Canova regna presto nella rappresentazione dell’antico. Viene indetta una competizione tra Canova e Giuseppe Angelini, altro scultore noto all’epoca, che però sfigura presentando Minerva pacifica, giudicata di qualità inferiore ad Apollo che si incorona di Canova. Inoltre, questa vittoria rappresenta anche la supremazia dello scultore puro rispetto al restauratore-copista che è Angelini.
In una prima fase Canova si rifiuta di eseguire copie in marmo dall’antico e, nonostante l’apparente mitezza, viene giudicato superbo per questo. Ma la decisione di Canova non dura a lungo. Presto è infatti pronto per Teseo trionfante sul Minotauro, un vero e proprio manifesto della sua arte nuova. L’opera, a lungo esposta alle intemperie, si presenta oggi estremamente rovinata, quasi di più rispetto alle opere antiche che Canova ha guardato e analizzato per prendere ispirazione nella realizzazione di questa scultura. Canova ci tiene a realizzare un soggetto antico descritto dalle letteratura classica ma non rappresentato in sculture antiche sopravvissute fino a noi, e fa questo cercando di immaginare il soggetto di volta in volta scelto come l’avrebbe trattato, secondo lui, un artista antico. Ecco perché, nell’opera sopra citata, Teseo ha una clava invece di una spada.
La fama crescente e il perfezionismo ‘patologico’
Canova non si lascia intimidire dai nomi altisonanti che, man mano che la sua fama si acuisce, richiedono la sua opera. Egli ha a cuore la sua libertà, la sua ricerca di perfezione e la sua fama, l’unico guadagno di cui sarà sempre avido. Non importa dunque a chi consegna la sua opera, purché il committente si faccia custode dell’opera stessa mettendola al servizio della curiosità e dell’ammirazione del mondo. Ecco che allora comprendiamo perchè Canova rifiuti le offerte del re di Polonia, della zarina di Russia o persino di Napoleone per mantenere intatta la propria autonomia.
Ciò che mi rende più impaziente è vedere l’effetto che l’opera produrrà sulle anime del pubblico.
Non si può comunque dire che Canova non abbia mai ceduto alle implorazioni dei propri clienti.
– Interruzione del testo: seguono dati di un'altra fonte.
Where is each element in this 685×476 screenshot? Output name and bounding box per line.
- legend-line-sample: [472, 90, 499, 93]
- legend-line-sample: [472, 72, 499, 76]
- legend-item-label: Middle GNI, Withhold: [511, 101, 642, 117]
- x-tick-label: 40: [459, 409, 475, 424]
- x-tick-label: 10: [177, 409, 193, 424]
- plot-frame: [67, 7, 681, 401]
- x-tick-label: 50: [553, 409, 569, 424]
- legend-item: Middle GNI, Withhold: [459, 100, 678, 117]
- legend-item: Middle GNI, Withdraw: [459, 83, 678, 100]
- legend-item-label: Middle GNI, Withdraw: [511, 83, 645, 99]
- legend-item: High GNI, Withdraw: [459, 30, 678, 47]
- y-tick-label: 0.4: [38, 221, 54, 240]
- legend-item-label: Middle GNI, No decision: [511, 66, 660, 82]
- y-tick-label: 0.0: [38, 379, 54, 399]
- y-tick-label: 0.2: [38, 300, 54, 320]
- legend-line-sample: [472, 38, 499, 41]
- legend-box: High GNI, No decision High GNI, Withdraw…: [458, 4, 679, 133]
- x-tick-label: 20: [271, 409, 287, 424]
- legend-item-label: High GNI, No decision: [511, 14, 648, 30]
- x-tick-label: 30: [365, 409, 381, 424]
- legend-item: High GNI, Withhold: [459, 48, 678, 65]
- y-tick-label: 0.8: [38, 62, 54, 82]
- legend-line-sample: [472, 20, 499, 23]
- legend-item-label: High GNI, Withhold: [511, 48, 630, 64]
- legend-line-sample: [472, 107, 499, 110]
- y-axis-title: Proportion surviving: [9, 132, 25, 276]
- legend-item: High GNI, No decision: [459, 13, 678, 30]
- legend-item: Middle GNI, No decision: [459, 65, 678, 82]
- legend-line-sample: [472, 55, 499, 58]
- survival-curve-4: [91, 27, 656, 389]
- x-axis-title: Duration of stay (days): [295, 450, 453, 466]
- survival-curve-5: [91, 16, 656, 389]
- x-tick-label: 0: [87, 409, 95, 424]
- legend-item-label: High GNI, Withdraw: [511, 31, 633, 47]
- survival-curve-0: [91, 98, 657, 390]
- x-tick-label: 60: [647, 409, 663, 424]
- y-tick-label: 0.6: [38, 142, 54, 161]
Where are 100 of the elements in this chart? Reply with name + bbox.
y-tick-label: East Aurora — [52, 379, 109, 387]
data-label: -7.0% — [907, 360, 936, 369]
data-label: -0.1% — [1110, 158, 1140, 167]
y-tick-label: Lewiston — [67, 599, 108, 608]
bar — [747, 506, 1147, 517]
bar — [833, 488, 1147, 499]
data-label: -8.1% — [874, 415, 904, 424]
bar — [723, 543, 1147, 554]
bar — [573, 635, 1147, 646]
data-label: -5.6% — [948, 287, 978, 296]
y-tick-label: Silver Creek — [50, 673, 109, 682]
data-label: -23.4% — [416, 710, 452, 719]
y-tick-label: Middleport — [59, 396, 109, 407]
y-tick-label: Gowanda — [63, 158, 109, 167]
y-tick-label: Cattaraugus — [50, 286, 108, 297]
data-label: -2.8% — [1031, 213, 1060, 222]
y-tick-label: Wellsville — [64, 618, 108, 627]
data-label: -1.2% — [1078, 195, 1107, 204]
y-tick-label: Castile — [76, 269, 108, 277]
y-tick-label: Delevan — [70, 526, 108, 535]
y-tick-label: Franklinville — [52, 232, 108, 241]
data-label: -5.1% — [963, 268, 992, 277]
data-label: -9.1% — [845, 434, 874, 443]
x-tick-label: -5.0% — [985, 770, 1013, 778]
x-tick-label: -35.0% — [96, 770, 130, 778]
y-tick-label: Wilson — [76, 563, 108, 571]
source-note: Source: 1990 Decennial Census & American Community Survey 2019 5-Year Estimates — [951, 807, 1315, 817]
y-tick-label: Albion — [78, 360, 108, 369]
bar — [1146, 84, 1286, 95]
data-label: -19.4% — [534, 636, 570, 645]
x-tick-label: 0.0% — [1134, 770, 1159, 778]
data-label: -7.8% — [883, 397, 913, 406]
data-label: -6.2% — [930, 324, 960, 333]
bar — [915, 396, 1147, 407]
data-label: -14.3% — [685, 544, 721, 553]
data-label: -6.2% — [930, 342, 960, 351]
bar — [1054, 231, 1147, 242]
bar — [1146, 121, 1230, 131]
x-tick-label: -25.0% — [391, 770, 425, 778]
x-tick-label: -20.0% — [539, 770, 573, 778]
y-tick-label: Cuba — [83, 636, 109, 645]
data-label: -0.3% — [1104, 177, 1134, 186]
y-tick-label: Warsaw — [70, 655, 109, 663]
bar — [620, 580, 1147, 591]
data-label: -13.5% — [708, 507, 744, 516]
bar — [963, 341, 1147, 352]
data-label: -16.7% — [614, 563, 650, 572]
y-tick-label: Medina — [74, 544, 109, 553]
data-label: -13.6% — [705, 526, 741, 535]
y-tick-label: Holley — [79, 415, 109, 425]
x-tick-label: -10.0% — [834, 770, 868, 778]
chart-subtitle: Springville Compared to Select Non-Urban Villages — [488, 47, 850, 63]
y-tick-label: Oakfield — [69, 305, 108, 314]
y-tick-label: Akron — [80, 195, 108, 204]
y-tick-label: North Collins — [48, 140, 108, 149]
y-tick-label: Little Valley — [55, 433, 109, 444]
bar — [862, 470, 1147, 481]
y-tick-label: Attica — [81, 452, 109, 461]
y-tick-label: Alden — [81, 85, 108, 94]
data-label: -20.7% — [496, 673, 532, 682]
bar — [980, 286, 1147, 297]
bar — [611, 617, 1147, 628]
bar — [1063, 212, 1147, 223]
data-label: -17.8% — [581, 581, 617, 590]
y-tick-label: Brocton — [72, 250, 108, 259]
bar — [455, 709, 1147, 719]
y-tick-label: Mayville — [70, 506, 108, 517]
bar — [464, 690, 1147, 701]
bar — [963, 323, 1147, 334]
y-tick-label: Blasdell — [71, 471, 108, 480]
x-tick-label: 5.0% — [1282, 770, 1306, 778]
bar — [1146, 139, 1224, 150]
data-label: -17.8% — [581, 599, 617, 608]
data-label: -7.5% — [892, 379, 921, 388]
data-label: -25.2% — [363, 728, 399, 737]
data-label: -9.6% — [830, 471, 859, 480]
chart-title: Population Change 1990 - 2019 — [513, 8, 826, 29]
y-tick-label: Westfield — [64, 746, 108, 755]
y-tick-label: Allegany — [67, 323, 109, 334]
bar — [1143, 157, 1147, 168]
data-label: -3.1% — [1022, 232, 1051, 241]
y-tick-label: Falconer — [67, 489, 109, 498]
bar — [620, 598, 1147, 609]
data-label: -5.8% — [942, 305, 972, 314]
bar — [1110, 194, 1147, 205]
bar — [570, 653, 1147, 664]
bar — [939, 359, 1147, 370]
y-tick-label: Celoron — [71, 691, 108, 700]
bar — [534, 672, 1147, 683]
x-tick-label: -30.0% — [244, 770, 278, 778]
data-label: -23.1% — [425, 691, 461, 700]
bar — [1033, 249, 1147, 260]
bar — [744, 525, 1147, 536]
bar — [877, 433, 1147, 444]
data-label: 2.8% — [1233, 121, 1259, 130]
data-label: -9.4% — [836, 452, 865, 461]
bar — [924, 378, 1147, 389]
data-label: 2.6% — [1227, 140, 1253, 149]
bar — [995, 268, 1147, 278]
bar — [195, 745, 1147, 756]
Nel catalogo delle sue opere ritroviamo più versioni della medesima opera (due Amore e Psiche giacenti, tre Veneri Italiche, quattro versioni di Ebe), ed è chiaro che il perfezionismo ‘patologico’ di Canova abbia giocato un ruolo nell’offerta al mondo di una versione sempre migliorata di uno stesso concetto passibile di perfezionarsi all’infinito. Bisogna ricordarsi però che ripetere un’opera richiede meno tempo che inventare e completarne una nuova e diversa, ed ecco dunque perché Canova sovente aderisce alle richieste che gli vengono poste dai più svariati committenti.
La sacralità dell’arte di Canova
Quella di Canova è un’arte che ha una pretesa che non lascia indifferenti gli spettatori delle sue opere. Non è solo la fama del nome che trasforma il luogo dove si trova una sua opera in un sacrario, ma sono proprio le sue statue che vogliono essere guardate da sole. Quando osserviamo le opere di Canova in un museo abbiamo, paradossalmente, l’effetto opposto: sembra di trovarsi di fronte a un deposito di gessi, una stanza del museo di Possagno. L’idea dunque della sala canoviana, del tempio dedicato all’opera, è un’idea che si presenta in diverse circostanze: si pensi al tempietto costruito a Napoli per accogliere Adone e Venere, oppure il tempio a Woburn Abbey, in Inghilterra, che ospita il secondo gruppo delle Tre Grazie (anche se poi finiranno al Victoria and Albert Museum di Londra).